I don't understand the implications of having multiple unpublished campaign states on the go -  it seems like as soon as you publish one the others will become invalid. Kind of like branching in git - they would need to be rebased :) same goes for repeating campaigns - I feel like this could lead to some big messes or unintended side effects, especially where has_many / many_many relationships are concerned.

You can't have more than one "latest unpublished" version of any particular data object. If an item is in multiple changesets and one is published then you would expect it to be publish in the other set too (with notification), that kind of mucks about with the changeset history but otherwise items would only be able to be in one set at a time (something I would like to avoid). This is were the conversation gets deep into dev land and one of the devs might be better placed for discussing this point.

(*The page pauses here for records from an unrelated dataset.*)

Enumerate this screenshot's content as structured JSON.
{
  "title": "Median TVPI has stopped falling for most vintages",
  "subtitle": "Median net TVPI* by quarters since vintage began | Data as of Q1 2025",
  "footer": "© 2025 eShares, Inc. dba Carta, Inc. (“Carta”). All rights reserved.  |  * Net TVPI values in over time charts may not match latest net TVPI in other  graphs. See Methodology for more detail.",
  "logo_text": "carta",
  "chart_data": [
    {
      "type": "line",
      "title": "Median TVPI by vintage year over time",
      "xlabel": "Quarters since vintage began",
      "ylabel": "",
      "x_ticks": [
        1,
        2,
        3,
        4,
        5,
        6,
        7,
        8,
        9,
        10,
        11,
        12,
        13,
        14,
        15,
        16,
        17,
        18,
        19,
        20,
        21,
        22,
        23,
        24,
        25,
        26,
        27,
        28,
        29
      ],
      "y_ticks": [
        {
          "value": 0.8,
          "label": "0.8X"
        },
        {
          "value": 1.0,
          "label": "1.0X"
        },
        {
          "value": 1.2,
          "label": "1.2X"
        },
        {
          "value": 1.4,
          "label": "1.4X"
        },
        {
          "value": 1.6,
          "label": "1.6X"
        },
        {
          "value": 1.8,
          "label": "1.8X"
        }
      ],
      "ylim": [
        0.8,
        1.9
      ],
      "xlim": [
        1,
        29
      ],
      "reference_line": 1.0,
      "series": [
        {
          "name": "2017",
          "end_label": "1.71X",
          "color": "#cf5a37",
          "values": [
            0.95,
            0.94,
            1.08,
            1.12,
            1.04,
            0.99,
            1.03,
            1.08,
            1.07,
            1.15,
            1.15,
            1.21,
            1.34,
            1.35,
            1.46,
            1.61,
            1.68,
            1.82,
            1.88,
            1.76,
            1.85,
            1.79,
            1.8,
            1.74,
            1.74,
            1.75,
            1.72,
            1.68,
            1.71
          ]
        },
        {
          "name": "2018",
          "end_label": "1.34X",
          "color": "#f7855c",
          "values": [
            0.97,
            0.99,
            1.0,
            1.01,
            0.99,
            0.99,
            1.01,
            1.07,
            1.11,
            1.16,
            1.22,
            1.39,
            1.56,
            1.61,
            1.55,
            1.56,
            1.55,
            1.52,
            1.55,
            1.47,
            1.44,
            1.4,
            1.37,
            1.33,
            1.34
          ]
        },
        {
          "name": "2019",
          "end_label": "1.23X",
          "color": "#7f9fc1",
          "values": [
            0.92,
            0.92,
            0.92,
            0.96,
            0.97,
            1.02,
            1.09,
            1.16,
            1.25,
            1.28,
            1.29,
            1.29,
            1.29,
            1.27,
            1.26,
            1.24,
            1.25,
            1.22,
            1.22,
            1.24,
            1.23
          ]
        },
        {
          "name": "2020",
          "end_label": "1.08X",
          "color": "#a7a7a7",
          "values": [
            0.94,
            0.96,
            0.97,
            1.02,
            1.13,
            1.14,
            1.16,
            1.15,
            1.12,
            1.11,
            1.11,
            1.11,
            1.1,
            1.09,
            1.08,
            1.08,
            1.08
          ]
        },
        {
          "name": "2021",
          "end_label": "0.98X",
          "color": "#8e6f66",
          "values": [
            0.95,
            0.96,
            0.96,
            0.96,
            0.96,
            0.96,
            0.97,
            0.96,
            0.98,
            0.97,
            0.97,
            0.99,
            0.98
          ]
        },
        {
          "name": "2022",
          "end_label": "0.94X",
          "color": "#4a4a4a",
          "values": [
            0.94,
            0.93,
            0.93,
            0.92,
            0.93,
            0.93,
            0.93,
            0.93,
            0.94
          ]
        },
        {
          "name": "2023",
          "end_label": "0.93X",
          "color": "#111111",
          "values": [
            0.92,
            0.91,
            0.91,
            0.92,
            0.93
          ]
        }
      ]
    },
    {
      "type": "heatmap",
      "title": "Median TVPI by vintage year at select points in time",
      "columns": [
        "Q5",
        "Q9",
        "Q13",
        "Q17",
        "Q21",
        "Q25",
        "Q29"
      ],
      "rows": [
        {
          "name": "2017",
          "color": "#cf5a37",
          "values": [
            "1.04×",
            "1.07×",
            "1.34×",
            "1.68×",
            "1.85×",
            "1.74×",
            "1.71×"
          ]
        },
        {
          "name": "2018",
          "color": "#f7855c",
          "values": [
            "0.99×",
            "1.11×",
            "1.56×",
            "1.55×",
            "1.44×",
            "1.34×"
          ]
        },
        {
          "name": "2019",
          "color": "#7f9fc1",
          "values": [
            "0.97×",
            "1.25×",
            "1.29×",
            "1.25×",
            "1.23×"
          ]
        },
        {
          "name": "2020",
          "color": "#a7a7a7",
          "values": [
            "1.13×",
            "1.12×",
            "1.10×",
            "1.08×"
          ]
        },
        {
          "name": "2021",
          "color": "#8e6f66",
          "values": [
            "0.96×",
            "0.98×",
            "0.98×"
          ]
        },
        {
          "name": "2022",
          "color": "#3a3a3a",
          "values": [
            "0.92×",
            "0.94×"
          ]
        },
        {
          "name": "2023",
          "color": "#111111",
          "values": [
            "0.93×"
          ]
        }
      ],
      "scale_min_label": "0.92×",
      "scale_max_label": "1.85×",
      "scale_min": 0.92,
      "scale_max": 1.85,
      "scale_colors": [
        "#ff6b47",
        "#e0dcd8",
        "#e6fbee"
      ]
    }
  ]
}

We could make it so that you don't need to enter a name for the campaign until you actually publish the changes, and then it just becomes a nice description in the history.

With our initial sketches we tried to have the user working directly within a changeset (we tried "my recent changes" and "changes this session") but it didn't feel right to the people we tested it with, so didn't put that into this concept. Having the user add a description to what they just published is a nice way for history to become more understandable (like a commit message). I would really like to have some sort of activity feed for changes incl. who made those changes, this is site wide and not just changeset based though so have gone down that line.


Replacing an image in the asset store with another one from the asset store seems a bit strange to me - but I guess I'm looking at it from a pre-4.0 filesystem perspective. After doing this replacement would you have two File objects in the database that both reference the same filesystem asset, or would you have duplicate filesystem assets with different filenames? The latter seems like a waste of space.

I only used that as an example as it was easy to explain to a participants of the test, it was a change that could happen to multiple pages and the change was visual. You're right that this wouldn't really be the norm and users wold typically upload a replacement image. In my scenario it would be "duplicate filesystem assets with different file names" though. I didn't into the finer details just yet but we did think about duplicates, merging of duplicates, using images which are already on multiple pages... but we weren't trying to solve all the problems just yet and just see if the basic concept provided benefits to users.

If we do go ahead with any of this we will need to go into finer details for each aspect.